A warm Saturday in December just isn't a good day for smelling, unless you're a fox. The scent lingers only for a few minutes in the dry leaves as dogs, their noses to the ground, plunge through tall grass and thickets of briars, straining for the slightest whiff of the wily animal.
Red-coated huntsmen drive and cast the dogs into promising spots with whoops and short blasts from a small fox horn. The riders of the Red Mountain Hounds fox hunting club are repeating a scene that is centuries old, brought over from England by early colonists.
After the hounds have searched for hours, their voices change pitch deep into a patch of low woods. Excitement builds with the baying of the dogs. The hunt is on.
Whoops echo across the fields and hooves thunder, first in one direction, then another. Dust rises in the dry fields. Horses lather in the heat. Then, after only several minutes of hard pursuit, the scent is lost to the dry breeze and drier leaves.

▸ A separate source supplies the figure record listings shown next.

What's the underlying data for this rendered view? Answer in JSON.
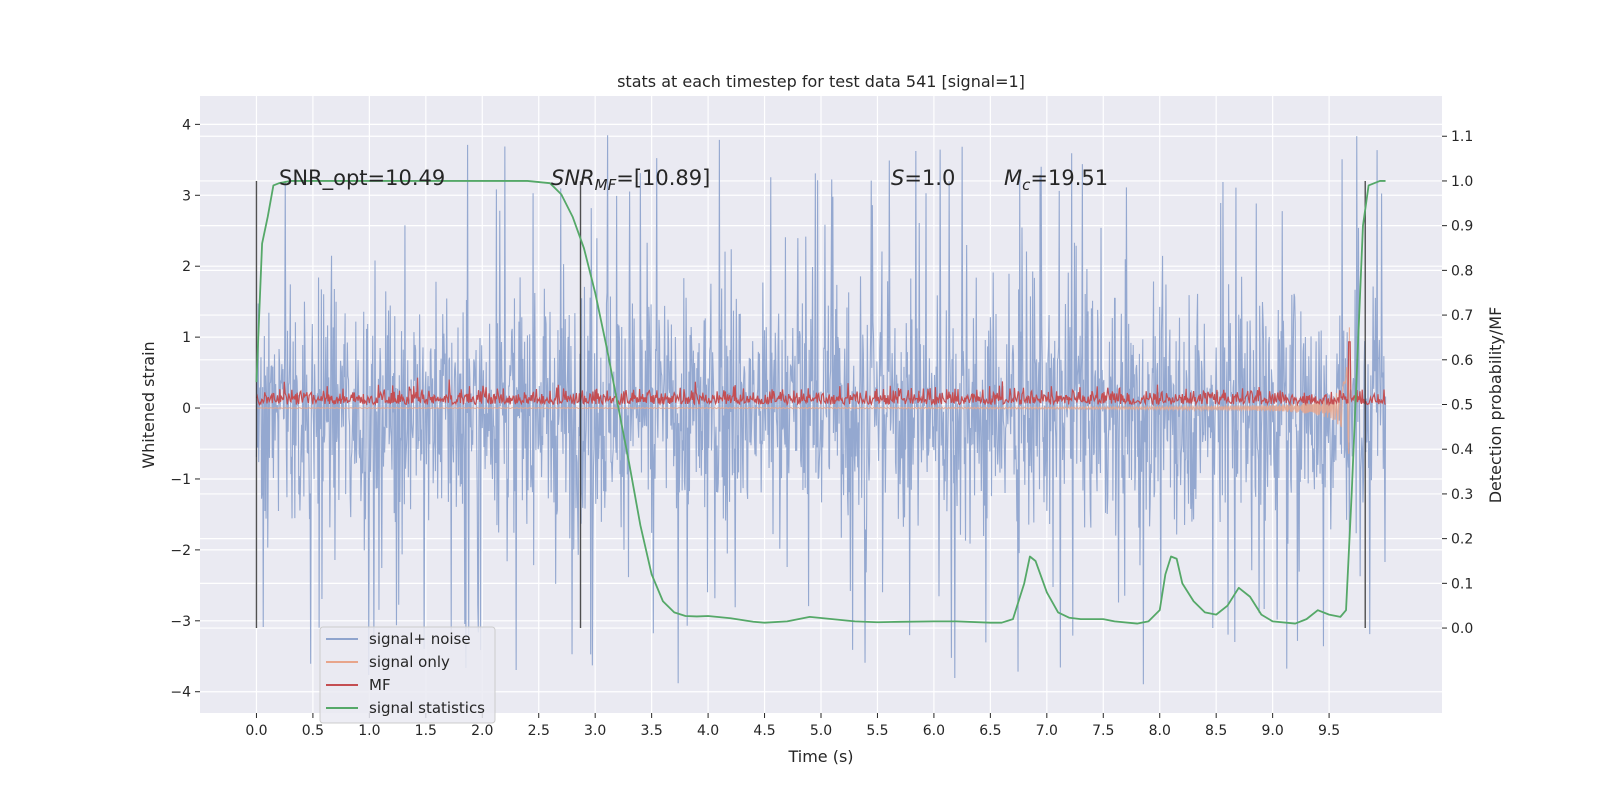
{
  "chart_data": {
    "type": "line",
    "title": "stats at each timestep for test data 541 [signal=1]",
    "xlabel": "Time (s)",
    "ylabel_left": "Whitened strain",
    "ylabel_right": "Detection probability/MF",
    "xlim": [
      -0.5,
      10.5
    ],
    "ylim_left": [
      -4.3,
      4.4
    ],
    "ylim_right": [
      -0.19,
      1.19
    ],
    "x_ticks": [
      "0.0",
      "0.5",
      "1.0",
      "1.5",
      "2.0",
      "2.5",
      "3.0",
      "3.5",
      "4.0",
      "4.5",
      "5.0",
      "5.5",
      "6.0",
      "6.5",
      "7.0",
      "7.5",
      "8.0",
      "8.5",
      "9.0",
      "9.5"
    ],
    "y_ticks_left": [
      "−4",
      "−3",
      "−2",
      "−1",
      "0",
      "1",
      "2",
      "3",
      "4"
    ],
    "y_ticks_right": [
      "0.0",
      "0.1",
      "0.2",
      "0.3",
      "0.4",
      "0.5",
      "0.6",
      "0.7",
      "0.8",
      "0.9",
      "1.0",
      "1.1"
    ],
    "grid": true,
    "legend_position": "lower-left",
    "annotations": {
      "snr_opt": "SNR_opt=10.49",
      "snr_mf_base": "SNR",
      "snr_mf_sub": "MF",
      "snr_mf_value": "=[10.89]",
      "s_label": "S",
      "s_value": "=1.0",
      "mc_base": "M",
      "mc_sub": "c",
      "mc_value": "=19.51"
    },
    "series": [
      {
        "name": "signal+ noise",
        "color": "#8fa4cd",
        "axis": "left",
        "x_range": [
          0.0,
          10.0
        ],
        "approx_range": [
          -3.9,
          4.05
        ],
        "typical_range": [
          -1.9,
          1.9
        ]
      },
      {
        "name": "signal only",
        "color": "#e8a58b",
        "axis": "left",
        "x_range": [
          0.0,
          9.68
        ],
        "chirp_peak_time": 9.68,
        "peak_amplitude": 2.4
      },
      {
        "name": "MF",
        "color": "#c44e52",
        "axis": "right",
        "x_range": [
          0.0,
          10.0
        ],
        "baseline": 0.5,
        "noise_band": [
          0.48,
          0.56
        ],
        "peak": {
          "x": 9.68,
          "y": 0.64
        }
      },
      {
        "name": "signal statistics",
        "color": "#55a868",
        "axis": "right",
        "x": [
          0.0,
          0.05,
          0.1,
          0.15,
          0.2,
          0.3,
          0.5,
          1.0,
          1.5,
          2.0,
          2.4,
          2.6,
          2.7,
          2.8,
          2.9,
          3.0,
          3.1,
          3.2,
          3.3,
          3.4,
          3.5,
          3.6,
          3.7,
          3.8,
          3.9,
          4.0,
          4.2,
          4.4,
          4.5,
          4.7,
          4.9,
          5.1,
          5.3,
          5.5,
          5.7,
          6.0,
          6.2,
          6.5,
          6.6,
          6.7,
          6.8,
          6.85,
          6.9,
          7.0,
          7.1,
          7.2,
          7.3,
          7.5,
          7.6,
          7.8,
          7.9,
          8.0,
          8.05,
          8.1,
          8.15,
          8.2,
          8.3,
          8.4,
          8.5,
          8.6,
          8.7,
          8.8,
          8.9,
          9.0,
          9.2,
          9.3,
          9.4,
          9.5,
          9.6,
          9.65,
          9.7,
          9.75,
          9.8,
          9.85,
          9.9,
          9.95,
          10.0
        ],
        "y": [
          0.55,
          0.86,
          0.92,
          0.99,
          0.995,
          1.0,
          1.0,
          1.0,
          1.0,
          1.0,
          1.0,
          0.995,
          0.97,
          0.92,
          0.85,
          0.75,
          0.63,
          0.5,
          0.37,
          0.23,
          0.12,
          0.06,
          0.035,
          0.027,
          0.026,
          0.027,
          0.022,
          0.014,
          0.012,
          0.015,
          0.025,
          0.02,
          0.015,
          0.013,
          0.014,
          0.015,
          0.015,
          0.012,
          0.012,
          0.02,
          0.1,
          0.16,
          0.15,
          0.08,
          0.035,
          0.023,
          0.02,
          0.02,
          0.015,
          0.01,
          0.015,
          0.04,
          0.12,
          0.16,
          0.155,
          0.1,
          0.06,
          0.035,
          0.03,
          0.05,
          0.09,
          0.07,
          0.03,
          0.015,
          0.01,
          0.02,
          0.04,
          0.03,
          0.025,
          0.04,
          0.3,
          0.6,
          0.9,
          0.99,
          0.995,
          1.0,
          1.0
        ]
      }
    ],
    "vertical_markers": [
      0.0,
      2.87,
      9.82
    ]
  }
}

The reality of fox hunting today is that both good land and foxes are harder to find. Strip malls and subdivisions have taken the place of many farms. No land and no foxes mean no fox hunting, so clubs such as the Red Mountain Hounds take great pride in their stewardship of the land on which they hunt, and in the preservation and health of the very animals they chase. A fast-paced ride with a fox escaping up a tree, down a hole or deep into a briar patch is still a good hunt.
This hunt was one of those days, with the fox jogging across a pasture, under a fence and into the freedom of a patch of woods. Hot riders and horses follow the dogs back to Magnolia Manor, a stately 1800s plantation house-turned-B&B.
Horses are unsaddled and brushed down. Dogs are counted and recounted as stragglers make their way back. Riders celebrate the adventure of the chase. A wily fox catches his breath and makes his way back to his den, no doubt with his own story to tell.